テムズ河畔、ウエストミンスター橋近くで、
スコットランドヤードの赤煉瓦庁舎が建てられていた。
「信じられないですね。
たった一つの予告状にぴりぴりしすぎじゃないですか?
しかもみんな揃ってコレの新調だなんて。」
木箱に詰められていた拳銃を一丁ずつ取り出しては
若いヤードは自分たちの所を訪れた同僚達に渡していく。
拳銃が光を浴びてきらり黒光した。
「お前知らないのか?ファントムシーフといえば裏世界で有名な泥棒だぞ。
フランス野郎があいつにコケにされたのは清々したが、
俺たちもエジプトやインドで散々コケにされたんだ。」
「だから今度は我らが大英帝国の威信にかけて捕まえてやりましょうぞって息込んでるんだよなあ。
今頃ミック警部補達があっちで打ち合わせ中だよな?」
「確かな。おっと、サンキュ。」
渡された新しい拳銃をホルダーにしまい同僚は無精髭をさわりながらこちらに笑いかけ出て行く。

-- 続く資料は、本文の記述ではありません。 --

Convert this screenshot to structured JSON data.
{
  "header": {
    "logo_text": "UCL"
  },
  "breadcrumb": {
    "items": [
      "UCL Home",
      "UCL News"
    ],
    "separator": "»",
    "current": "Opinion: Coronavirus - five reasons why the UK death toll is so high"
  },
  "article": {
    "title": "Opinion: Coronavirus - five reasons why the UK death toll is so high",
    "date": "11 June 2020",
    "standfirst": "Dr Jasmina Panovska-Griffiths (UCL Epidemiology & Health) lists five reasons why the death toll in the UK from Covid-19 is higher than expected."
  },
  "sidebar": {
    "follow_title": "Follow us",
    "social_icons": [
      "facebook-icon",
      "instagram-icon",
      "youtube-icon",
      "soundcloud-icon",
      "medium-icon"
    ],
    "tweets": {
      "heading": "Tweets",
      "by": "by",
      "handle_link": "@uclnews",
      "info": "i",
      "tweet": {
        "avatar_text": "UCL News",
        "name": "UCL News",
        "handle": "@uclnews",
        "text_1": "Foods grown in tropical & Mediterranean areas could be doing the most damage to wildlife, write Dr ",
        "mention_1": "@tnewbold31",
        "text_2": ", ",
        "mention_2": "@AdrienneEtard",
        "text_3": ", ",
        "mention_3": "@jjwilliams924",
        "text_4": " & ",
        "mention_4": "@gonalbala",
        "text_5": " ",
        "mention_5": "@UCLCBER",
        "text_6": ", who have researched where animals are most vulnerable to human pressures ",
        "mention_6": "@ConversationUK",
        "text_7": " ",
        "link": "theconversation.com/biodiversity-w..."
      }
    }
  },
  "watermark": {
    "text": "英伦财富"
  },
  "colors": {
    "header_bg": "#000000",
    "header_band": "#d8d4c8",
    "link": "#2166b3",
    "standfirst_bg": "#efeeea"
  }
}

誰もいなくなった倉庫で男は拳銃が入っていた木箱を横の棚に積み上げてから
ポケットの中を手でまさぐり黄色い紙に包まれている飴を取り出して口に放り込んだ。
口の中で溶けると同時に広がるレモンの酸味と仄かな甘味。
包み紙をゴミ箱に放り投げ、男は足下に置いていた同じような木箱を取り出して
持参しておいた袋の中に大雑把に詰め込んだ。
袋を締める役目の紐で固く縛って、青空に視線を向けた。
「倉庫係は終わったのかい?」
「終わりましたよ。これがそれです。」
倉庫係の男は自分を訪れた年配の女に袋を手渡そうとしたが、手を引っ込めた。
どっしりとした重さに腕が必死に耐える。
「そっちこそ、きちんと中を見てきましたか?」
「ああ。ちゃーんと見てきたさ。」
倉庫係の男は今度こそ、その袋を手渡した。
イョは鏡越しにアウラを見つつ小指で口紅の量を調整するために掬い上げ、
横にある小さな手洗い場で洗い流した。
濡れた手をタオルでふき、頭上で一つに纏めていた髪を解いた。
ふわりと髪がこぼれ落ちる。
艶やかな長い睫毛をゆらしソファーで寝っ転がっているアウラの耳元に
唇を寄せて声をかけたが起きる気配はない。
そっと身体をゆらすがそれでも起きない。
イョは一輪の薔薇が咲いたように華やかに微笑んだ。
「あだッ!!!!」
大きな音とともにソファーから転がり落ち
悶々と頭を抱えたアウラをイョはニコリと笑って見下ろしスカートの裾をおろした。
「いってぇ・・・イョ君よ、蹴り飛ばさなくても良いんじゃないかねぇ。」
「起きないアウラが悪いのよ。ほら早くここに座って。」
先ほどまで座っていた椅子をぽんぽんと叩くと、
アウラは大きな欠伸をもらしながら腰掛けた。
イョはアウラの髪の中に手をさしこみ、手探りで尖っていたものを見つけ、指にひっかけて持ち上げた。
アウラの髪がごっそりと抜け落ちる。
いや、この場合カツラが取り外されたと言った方が的確であろう。
ぴょこんとアウラ特有の髪が踊った。
「たとえ変装するっていっても、女の子なんだから寝癖くらいなおさなくちゃ。」
「はーい。」
「きちんと行動に移しなさいよ?
フィン悪いけど寝室から・・・。」
アウラの髪を櫛で梳かしていたイョは、はたと手を止めて
今の台詞を脳内で反復してから苦笑いを零し、窓から見える景色を眺めた。
「そうだったわ、フィンは今任務中だったわね。」
「フィンってあの執事君かねぇ?」
「ええ。わたくしは本当ダメね。フィンに頼りすぎていたわ。
お願いすると何でもこなしてくれたから。」
「執事君は万能型なんだねぇ。
・・・キュンメルと交換しないかい?」
「キュンメルが聞いたら泣いちゃうわよ。」
アウラの言葉に鈴のような声でイョは笑い、髪を梳かす手を再び動かした。
そこでアウラは思い出したように俯いていた顔をあげた。
「銃が入ってる袋、あの時イョ君に渡したけどどうした〜?」
「フィンが預かってるわ。任務でロンドン支部に寄るみたいだから。